I think you may have a reasonable concern about Boras though. Even if Matsu wouldn't get that full $40 to $50 mil in posting fees next year, he'd still get a ton more on the open market. It's a risk to stay put for a year, and it'd certainly be no fun pitching for a team that you just screwed out of $50 mil, but it'd be a big payoff after a year. Maybe if the bidding falls through, Matsu could offer Seibu $25 mil. to release him.
No they haven't. Assuming that there is no kickback and there is no Selig interference if he doesn't sign, here's what they've done before spending a penny:
1. They have kept all other teams from signing him for a year.
2. They have secured their own negotiating rights to him for this winter.
To sign him, yes, they'll end up spending a fortune, but here is one argument that they can give to Boras: The $51 million is a cost that will REDUCE the amount which they can logically pay DM. It is part of the cost of getting his services. Except for the luxury tax factor, every dollar they spend on the posting fee is a dollar they can't afford to pay in salary. Rather then paying $51 mil to Seibu and $50 mil to DM, they'd save money paying $100 mil to Barry Zito. If the $51 mill was nonrefundable if he didn't sign, it is a totally different story.
I don't think I explained that terribly well, but hopefully, I got the point across.
I'm going back to my 3/25 offer plan. Then he'd just be insanely expensive.
Or they just did it to screw the Yankees and they figure Selig won't blow the whistle on them.
It's still risky though. If Matsuzaka sucks and/or gets injured a lot, the Red Sox won't make much. Kaz Matusi turned into a national embarassment for Japan very quickly.
The AP/ESPN article doesn't mention a source for the $51 mil figure. Did MLB announce that number?
Yeah, that was the profligate Duquette/Harrington Sox. I meant the knew value oriented Theo Sox. They'd never do anything crazy!
Darren,
WARP1 totals are on the pitcher DT cards. You have to scroll down a couple sections to "Advanced Batting Stats".
There is simply no way any of us can make this make any sense. So, either it doesn't make sense or it is beyond our capacity.
I'm led to one unmistakable conclusion: not only is Theo trying to get the best pitcher on the market, he is trying to prove G0d's existence.

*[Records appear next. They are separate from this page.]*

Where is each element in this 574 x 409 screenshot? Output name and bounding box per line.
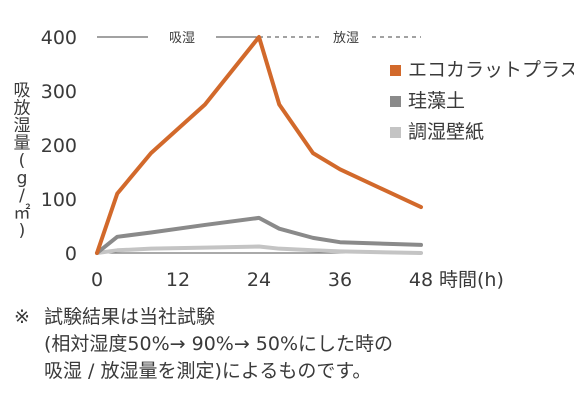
legend-label: 珪藻土 [408, 90, 465, 112]
x-tick-24: 24 [247, 269, 271, 291]
y-label-char: 吸 [14, 81, 31, 101]
y-label-char: ) [19, 221, 26, 241]
series-lines [95, 35, 423, 255]
phase-absorb-label: 吸湿 [169, 31, 195, 46]
legend-swatch [390, 127, 401, 138]
series-line-調湿壁紙 [95, 244, 423, 255]
legend-label: エコカラットプラス [408, 59, 574, 81]
legend-swatch [390, 96, 401, 107]
x-tick-48: 48 [409, 269, 433, 291]
y-tick-400: 400 [41, 27, 77, 49]
y-label-char: ㎡ [14, 204, 31, 224]
y-tick-0: 0 [65, 243, 77, 265]
x-tick-0: 0 [91, 269, 103, 291]
legend-swatch [390, 65, 401, 76]
note-line-3: 吸湿 / 放湿量を測定)によるものです。 [44, 360, 372, 382]
y-label-char: 量 [14, 134, 31, 154]
y-label-char: g [17, 169, 28, 189]
y-label-char: 放 [14, 99, 31, 119]
x-tick-36: 36 [328, 269, 352, 291]
x-axis-ticks: 0 12 24 36 48 [91, 269, 433, 291]
y-tick-100: 100 [41, 189, 77, 211]
y-label-char: 湿 [14, 116, 31, 136]
footnote: ※ 試験結果は当社試験 (相対湿度50%→ 90%→ 50%にした時の 吸湿 / … [14, 304, 393, 385]
x-tick-12: 12 [166, 269, 190, 291]
series-line-珪藻土 [95, 215, 423, 255]
y-axis-ticks: 0 100 200 300 400 [41, 27, 77, 265]
y-label-char: ( [19, 151, 26, 171]
x-axis-label: 時間(h) [439, 269, 504, 291]
y-label-char: / [19, 186, 25, 206]
y-tick-200: 200 [41, 135, 77, 157]
series-line-エコカラットプラス [95, 35, 423, 255]
y-tick-300: 300 [41, 81, 77, 103]
note-line-1: 試験結果は当社試験 [44, 306, 216, 328]
phase-annotations: 吸湿 放湿 [97, 31, 421, 46]
phase-release-label: 放湿 [333, 31, 359, 46]
note-mark: ※ [14, 306, 30, 328]
legend-label: 調湿壁紙 [408, 121, 484, 143]
note-line-2: (相対湿度50%→ 90%→ 50%にした時の [44, 333, 394, 355]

I've wondered if they could do this. Dice-K wouldn't be a FA until April of '08, and I'm not sure he could play just part of the year, but without playing until April he's not eligible for free agency. Now if the posting system fails once for Seibu, would they accept an offer from Boras and Dice-K that if he's granted free agency, they get X% of his new contract? It seems like it should be legal because it doesn't screw his team -- I believe the main reason the posting process was created because of the Soriano move -- and the player isn't screwed either.
Thanks. What a stupid place to put them.